Tobias Barr told him the county medical society was defunct because most of its members were off to the war. He suggested that in its absence he and Shaman and Julius Barton should meet one ev
ening a month for dinner and professional talk, and they had the first such evening with mutual enjoyment, the main topic of discussion being measles, which had begun to break out in Rock Island but not in Holden’s Crossing.
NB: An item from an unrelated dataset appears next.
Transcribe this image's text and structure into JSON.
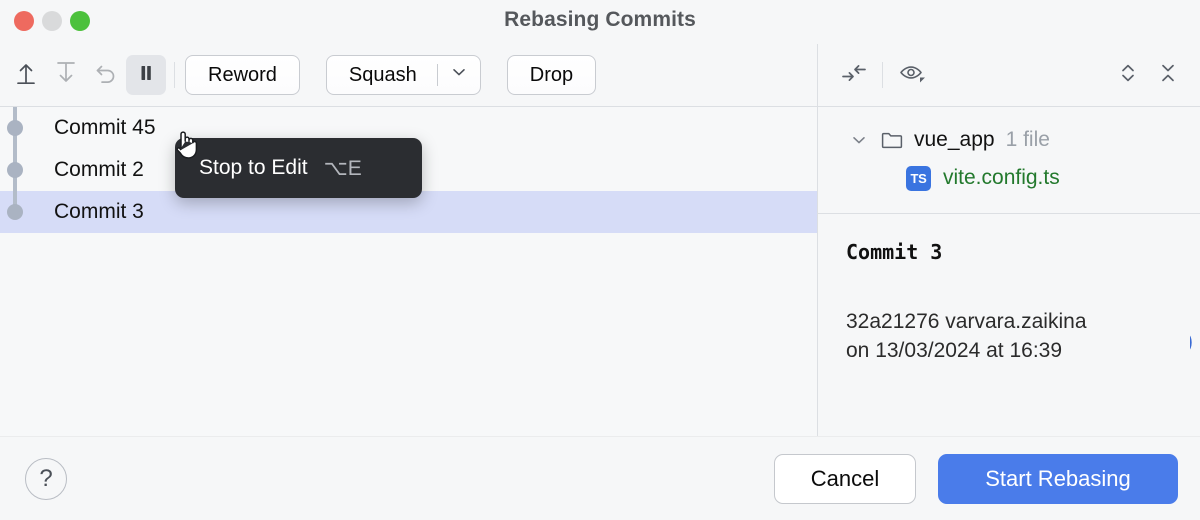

They agreed that it should be stressed to both young and old patients that the pustules mustn’t be scratched and broken, no matter how irritating, and that treatment should consist of soothing salves, cooling drinks, and Seidlitz powders. The other two men were interested when Shaman told them that at the Cincinnati hospital, treatment had included alum gargles whenever there was respiratory involvement.
Over dessert the talk turned to politics. Dr. Barr was one of many Republicans who felt that Lincoln’s approach to the South was too soft. He applauded the Wade-Davis Reconstruction Bill, which called for severe punitive measures against the South when the war ended, and which the House of Representatives had passed despite Lincoln’s objections. Encouraged by Horace Greeley, dissident Republicans had gathered in Cleveland and agreed to nominate their own presidential candidate, General John Charles Fremont.
“Do you think the general could possibly beat Mr. Lincoln?” Shaman asked.
Dr. Barr shook his head gloomily. “Not if there is still a war. There is nothing like a war to get a president reelected.”
In July the rains finally stopped but the sun was like brass, and the prairie steamed and toasted and turned brown. The measles finally reached Holden’s Crossing, and Shaman began to be called out of bed to attend some of its victims, although it wasn’t as violent an outbreak as had occurred in Rock Island. His mother told him that measles had swept through Holden’s Crossing the previous year, killing half a dozen people, including several children. Shaman thought that perhaps a severe onslaught of the disease somehow served to produce partial immunity in subsequent years. He thought of writing to Dr. Harold Meigs, his former professor of medicine in Cincinnati, and asking if there could be value in the theory.